Calment reportedly ate more than two pounds of chocolate a week, treated her skin with olive oil, rode a bicycle until she was 100, and only quit smoking when she was 117 because she became too proud to ask someone else to light her cigarettes! Known for her wit, she is widely reported as saying,
I’ve never had but one wrinkle, and I’m sitting on it.
Hard work, raw eggs, biking and no regrets. We clamour to learn their secrets, and typically the oldest of the old love to share their long-won wisdom. Calment once quipped.
I wait. For death and journalists.
In an impressive feat of brain plasticity, an enriching life experience changed Jeanne Calment’s brain.
When she was 118, the neuropsychologist, Karen Ritchie, visited a number of times over a six-month period to examine Calment and submit her to a battery of neuropsychological tests.
Until this programme of testing was commenced J.C. had no contact with the outside world apart from the occasional greeting from medical staff and an annual visit from journalists on the occasion of her birthday. For the last three years she has spent her days alone in her room in her armchair.
According to records, Calment enjoyed contributing to the study by recalling the poems, fables and songs she had learned as a child.
I don’t lack for anything. I have everything I need. I’ve had a good life. I live in my dreams, in my memories, beautiful memories.
Brain scans showed atrophy of Calment’s cortex, but her overall cognitive performance was, in fact, far better than might have been predicted from the extent of brain loss observed.
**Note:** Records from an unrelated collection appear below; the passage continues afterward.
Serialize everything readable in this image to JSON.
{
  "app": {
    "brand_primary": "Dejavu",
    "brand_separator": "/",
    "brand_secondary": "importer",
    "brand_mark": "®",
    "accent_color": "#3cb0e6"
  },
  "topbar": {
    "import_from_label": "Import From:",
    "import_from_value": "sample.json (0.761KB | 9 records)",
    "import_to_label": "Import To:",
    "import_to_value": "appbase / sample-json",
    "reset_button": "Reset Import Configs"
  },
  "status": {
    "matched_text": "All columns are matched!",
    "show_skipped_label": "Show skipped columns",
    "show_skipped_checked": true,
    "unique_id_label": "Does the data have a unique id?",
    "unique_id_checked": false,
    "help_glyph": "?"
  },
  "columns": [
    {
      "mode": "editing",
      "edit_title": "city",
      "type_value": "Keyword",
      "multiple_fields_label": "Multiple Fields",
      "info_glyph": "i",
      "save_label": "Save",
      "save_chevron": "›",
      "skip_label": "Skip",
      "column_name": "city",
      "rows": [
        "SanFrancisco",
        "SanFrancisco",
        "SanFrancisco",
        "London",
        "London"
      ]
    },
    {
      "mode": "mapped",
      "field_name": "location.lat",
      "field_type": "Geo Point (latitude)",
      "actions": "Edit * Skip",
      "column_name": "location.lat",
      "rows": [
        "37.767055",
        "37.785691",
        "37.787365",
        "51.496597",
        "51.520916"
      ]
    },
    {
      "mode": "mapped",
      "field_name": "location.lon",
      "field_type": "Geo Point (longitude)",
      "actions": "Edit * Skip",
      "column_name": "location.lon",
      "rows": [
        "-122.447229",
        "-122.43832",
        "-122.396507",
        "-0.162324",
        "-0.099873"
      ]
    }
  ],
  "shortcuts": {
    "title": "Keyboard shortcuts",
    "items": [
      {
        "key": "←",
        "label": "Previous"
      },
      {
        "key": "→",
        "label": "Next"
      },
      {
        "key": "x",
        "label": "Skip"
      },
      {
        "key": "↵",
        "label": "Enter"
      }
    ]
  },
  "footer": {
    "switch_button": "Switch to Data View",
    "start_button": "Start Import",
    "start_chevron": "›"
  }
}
There is no evidence at present of senile dementia . . . Executive functions (principally controlled by frontal areas), while having deteriorated from young adult levels, appear to be relatively spared . . . This raises the question of whether an initially high level of intellectual ability may have been a protective factor.
Remarkably, over the six months of Ritchie conducting the testing program, Calment’s test scores improved.
Her verbal recall, narrative recall, verbal fluency and mathematics scores improved from baseline to match those of the average seventy-five to eighty-year-old.
Environmental enrichment by way of social interaction from Ritchie and her team activated the latent plasticity in Calment’s exceptionally long-lived brain.
Jeanne Calment no doubt had memories that she didn’t share but there was one secret that she wanted to pass on:
Always keep your sense of humour. That’s what I attribute my long life to. I think I’ll die laughing. That’s part of my program.